Sounds like an easy answer – in contemporary colloquial American English, “thirty-seven fifty” is usually understood to mean “37 dollars and 50 cents,” or $37.50 for short. But a New Jersey man says that a waitress at the Borgata in Atlantic City recommended a bottle of wine costing “thirty-seven fifty,” and only after the wine was drunk and the bill presented did he discover he actually owed $3,750.'s “Bamboozled” column first told the story of Joe Lentini, who last week attended a business dinner at Bobby Flay Steak at the Borgata Hotel Casino & Spa. Lentini said that he and two of the 10 people at the party decided to share a bottle of wine, and the host, who was paying for the dinner, told him to pick a bottle.
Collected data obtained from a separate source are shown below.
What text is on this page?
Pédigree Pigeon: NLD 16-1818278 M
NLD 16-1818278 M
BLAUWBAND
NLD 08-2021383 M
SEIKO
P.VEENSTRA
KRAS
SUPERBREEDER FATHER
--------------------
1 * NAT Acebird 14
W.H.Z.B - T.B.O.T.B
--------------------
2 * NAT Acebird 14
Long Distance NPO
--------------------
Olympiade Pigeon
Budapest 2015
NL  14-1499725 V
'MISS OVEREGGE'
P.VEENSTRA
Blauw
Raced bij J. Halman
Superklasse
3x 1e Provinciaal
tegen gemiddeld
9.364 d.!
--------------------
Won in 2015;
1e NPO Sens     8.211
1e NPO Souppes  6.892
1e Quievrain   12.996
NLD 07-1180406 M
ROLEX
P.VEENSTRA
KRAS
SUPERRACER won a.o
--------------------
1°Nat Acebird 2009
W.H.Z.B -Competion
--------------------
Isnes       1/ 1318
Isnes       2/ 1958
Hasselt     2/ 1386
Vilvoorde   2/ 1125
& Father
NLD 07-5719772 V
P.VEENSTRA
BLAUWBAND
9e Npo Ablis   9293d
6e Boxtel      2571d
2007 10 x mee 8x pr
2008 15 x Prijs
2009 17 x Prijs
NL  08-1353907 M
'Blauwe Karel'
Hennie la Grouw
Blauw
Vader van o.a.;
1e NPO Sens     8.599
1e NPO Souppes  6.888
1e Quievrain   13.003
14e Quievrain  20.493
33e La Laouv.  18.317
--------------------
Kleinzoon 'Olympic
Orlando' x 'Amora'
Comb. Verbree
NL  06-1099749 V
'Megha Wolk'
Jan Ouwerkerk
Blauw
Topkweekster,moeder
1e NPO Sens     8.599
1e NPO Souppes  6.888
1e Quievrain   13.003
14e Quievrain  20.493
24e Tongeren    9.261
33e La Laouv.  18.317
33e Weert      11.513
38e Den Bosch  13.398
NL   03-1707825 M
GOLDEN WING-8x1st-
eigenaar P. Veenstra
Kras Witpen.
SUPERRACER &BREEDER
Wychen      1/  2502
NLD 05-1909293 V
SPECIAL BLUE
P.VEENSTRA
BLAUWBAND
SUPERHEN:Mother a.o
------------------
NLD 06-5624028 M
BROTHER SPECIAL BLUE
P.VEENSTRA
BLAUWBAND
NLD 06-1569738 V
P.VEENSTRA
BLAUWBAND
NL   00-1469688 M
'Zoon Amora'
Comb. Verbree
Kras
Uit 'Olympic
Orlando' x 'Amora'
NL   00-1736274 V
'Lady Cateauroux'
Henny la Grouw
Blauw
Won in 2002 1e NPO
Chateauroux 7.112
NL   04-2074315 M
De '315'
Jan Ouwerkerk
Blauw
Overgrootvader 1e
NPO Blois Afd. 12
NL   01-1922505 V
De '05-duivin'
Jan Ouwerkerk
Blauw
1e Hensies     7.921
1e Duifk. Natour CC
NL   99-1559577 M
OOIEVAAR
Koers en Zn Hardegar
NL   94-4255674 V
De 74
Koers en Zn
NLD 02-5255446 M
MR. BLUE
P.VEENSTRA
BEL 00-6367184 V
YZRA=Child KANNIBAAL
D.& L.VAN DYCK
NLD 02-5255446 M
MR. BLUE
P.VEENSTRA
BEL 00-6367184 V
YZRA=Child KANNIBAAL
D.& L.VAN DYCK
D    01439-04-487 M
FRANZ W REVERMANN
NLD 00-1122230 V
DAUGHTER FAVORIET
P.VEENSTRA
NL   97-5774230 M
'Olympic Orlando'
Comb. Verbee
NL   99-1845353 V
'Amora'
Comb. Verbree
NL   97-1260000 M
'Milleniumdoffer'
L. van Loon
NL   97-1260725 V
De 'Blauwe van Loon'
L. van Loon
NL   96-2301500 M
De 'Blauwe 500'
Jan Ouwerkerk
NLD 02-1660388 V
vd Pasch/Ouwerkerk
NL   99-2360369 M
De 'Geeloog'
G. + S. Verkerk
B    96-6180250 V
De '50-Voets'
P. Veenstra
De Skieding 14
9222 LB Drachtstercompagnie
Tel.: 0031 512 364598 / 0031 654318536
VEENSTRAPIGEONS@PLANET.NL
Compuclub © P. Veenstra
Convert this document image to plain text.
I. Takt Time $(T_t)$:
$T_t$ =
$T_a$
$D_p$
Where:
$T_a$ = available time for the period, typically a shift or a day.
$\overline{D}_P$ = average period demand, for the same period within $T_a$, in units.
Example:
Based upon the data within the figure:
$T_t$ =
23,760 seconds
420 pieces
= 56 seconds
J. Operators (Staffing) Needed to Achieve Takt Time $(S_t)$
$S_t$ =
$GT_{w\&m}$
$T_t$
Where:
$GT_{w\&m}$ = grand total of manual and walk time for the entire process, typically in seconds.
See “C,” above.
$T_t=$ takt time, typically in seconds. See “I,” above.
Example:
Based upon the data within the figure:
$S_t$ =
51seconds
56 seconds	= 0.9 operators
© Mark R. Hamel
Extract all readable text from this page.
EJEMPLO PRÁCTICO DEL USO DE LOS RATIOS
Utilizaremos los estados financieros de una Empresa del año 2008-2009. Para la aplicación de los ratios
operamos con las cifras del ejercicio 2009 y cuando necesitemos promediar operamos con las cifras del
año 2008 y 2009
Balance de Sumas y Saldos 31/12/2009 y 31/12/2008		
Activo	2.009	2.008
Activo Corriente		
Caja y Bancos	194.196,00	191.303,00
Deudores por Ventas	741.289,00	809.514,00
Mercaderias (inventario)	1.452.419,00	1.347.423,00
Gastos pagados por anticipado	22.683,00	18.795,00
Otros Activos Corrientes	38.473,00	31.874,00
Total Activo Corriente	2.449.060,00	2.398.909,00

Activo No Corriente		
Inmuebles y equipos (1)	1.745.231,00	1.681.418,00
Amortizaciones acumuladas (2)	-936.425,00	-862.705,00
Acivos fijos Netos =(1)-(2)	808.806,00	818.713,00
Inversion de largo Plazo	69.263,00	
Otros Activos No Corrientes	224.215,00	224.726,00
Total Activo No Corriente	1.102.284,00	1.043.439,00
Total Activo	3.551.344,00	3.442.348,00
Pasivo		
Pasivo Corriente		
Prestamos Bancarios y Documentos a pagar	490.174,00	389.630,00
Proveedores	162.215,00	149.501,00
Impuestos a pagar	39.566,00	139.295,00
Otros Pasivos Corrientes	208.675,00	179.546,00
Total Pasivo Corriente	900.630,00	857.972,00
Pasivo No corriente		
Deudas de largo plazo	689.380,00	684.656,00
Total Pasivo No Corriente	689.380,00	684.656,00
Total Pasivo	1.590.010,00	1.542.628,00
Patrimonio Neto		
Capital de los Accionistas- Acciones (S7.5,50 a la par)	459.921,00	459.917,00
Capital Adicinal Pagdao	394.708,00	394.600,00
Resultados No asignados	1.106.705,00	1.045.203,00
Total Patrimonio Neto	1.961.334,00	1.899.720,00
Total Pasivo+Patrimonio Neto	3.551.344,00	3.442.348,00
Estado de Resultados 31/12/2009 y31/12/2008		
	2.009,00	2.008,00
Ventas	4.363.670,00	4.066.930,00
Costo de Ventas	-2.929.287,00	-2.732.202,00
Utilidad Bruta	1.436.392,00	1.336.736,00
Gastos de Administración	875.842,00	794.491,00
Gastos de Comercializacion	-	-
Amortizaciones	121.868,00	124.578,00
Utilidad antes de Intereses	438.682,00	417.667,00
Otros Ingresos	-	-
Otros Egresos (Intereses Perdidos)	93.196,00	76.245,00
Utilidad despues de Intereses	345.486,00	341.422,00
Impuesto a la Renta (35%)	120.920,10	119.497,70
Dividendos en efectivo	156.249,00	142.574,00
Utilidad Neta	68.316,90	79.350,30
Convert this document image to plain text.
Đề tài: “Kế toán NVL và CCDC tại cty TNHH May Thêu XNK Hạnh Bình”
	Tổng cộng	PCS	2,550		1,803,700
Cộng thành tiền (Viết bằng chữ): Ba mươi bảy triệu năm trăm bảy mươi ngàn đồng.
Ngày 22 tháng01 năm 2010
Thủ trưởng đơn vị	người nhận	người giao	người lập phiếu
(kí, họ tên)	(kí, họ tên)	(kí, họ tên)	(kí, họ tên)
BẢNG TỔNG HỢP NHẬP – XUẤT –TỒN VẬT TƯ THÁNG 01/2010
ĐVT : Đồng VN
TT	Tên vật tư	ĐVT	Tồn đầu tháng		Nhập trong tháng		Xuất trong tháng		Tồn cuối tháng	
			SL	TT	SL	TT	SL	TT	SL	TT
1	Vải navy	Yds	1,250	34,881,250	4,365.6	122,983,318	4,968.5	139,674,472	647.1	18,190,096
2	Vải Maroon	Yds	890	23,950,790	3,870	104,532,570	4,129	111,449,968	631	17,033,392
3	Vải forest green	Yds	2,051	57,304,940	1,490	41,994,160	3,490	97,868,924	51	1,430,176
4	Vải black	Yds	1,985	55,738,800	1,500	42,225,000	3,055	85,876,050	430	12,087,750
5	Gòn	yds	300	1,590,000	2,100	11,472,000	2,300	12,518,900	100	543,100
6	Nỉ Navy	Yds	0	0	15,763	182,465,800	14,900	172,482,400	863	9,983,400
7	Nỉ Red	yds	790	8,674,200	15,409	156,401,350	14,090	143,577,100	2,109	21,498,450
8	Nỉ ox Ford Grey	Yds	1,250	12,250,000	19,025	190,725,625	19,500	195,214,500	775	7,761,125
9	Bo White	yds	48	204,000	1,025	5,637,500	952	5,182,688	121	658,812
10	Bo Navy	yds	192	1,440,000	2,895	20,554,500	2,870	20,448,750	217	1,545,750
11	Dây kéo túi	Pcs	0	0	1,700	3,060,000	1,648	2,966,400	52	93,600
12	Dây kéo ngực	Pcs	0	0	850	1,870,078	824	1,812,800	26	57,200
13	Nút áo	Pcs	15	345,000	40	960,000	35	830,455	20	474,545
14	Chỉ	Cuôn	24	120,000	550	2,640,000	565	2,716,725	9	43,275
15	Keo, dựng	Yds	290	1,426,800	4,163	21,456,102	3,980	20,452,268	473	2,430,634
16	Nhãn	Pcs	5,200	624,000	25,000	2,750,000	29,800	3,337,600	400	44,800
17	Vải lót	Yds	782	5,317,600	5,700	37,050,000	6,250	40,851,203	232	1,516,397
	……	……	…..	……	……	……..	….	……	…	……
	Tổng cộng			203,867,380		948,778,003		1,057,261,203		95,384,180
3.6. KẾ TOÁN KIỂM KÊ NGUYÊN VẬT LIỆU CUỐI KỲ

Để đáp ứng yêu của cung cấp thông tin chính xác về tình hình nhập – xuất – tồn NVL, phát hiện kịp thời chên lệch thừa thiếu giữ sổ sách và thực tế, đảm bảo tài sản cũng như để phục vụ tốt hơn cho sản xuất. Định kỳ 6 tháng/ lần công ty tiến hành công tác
Lentini said, “I asked the waitress if she could recommend something decent because I don't have experience with wine. She pointed to a bottle on the menu. I didn't have my glasses. I asked how much and she said, 'Thirty-seven fifty.'”

Even without his glasses, however, Lentini might have noticed that the wine in question is the last one on the Bobby Flay Steak wine list (at least as published on their website) -- and prices do go up as one goes down the list. 

Bobby Flay Steak wine list

Big gulp

The other two agreed to the price and drank the wine, a bottle of Screaming Eagle 2011, a Napa Valley Cabernet Sauvignon, and when the bill arrived, Lentini said, only then did he realize that the bottle of wine actually cost close to four thousand dollars.

Lentini's fellow diners who overheard the initial price discussion agreed that the waitress had indeed uttered the words “thirty seven fifty” rather than “Three thousand, seven hundred and fifty.” But the waitress disagreed, and when the manager was called over, he said the best the restaurant could do was lower the cost from $3,750 to $2,200. (An online search for the vintage suggests the price is usually somewhere in the $1,500 to $1,800 per bottle range.)

The Borgata, meanwhile, says it investigated the incident and determined that proper practices were followed. Executive vice president Joseph Lupo said “[W]e consistently serve as many, if not more high-end wine and spirits without incident …. In this isolated case, both the server and sommelier verified the bottle requested with the patron.”

The Borgata has surveillance footage (video only, no audio) showing the transaction, but has declined to release it.

In defense of the Borgata, Screaming Eagle has acquired something of a cult following in some circles. It's "a contender for the finest Cabernet Sauvignon produced in California," says the Wine Cellar Insider. "Screaming Eagle is not about power, it’s about elegant, refined, pure fruit and rich, silky, velvet drenched textures."

If it does anything to relieve Lentini's hangover, at least he didn't order the 1992 vintage. It's going for $2,200 or so at wholesale auctions and would probably have run him close to "forty-five" tableside. $4,500, in other words.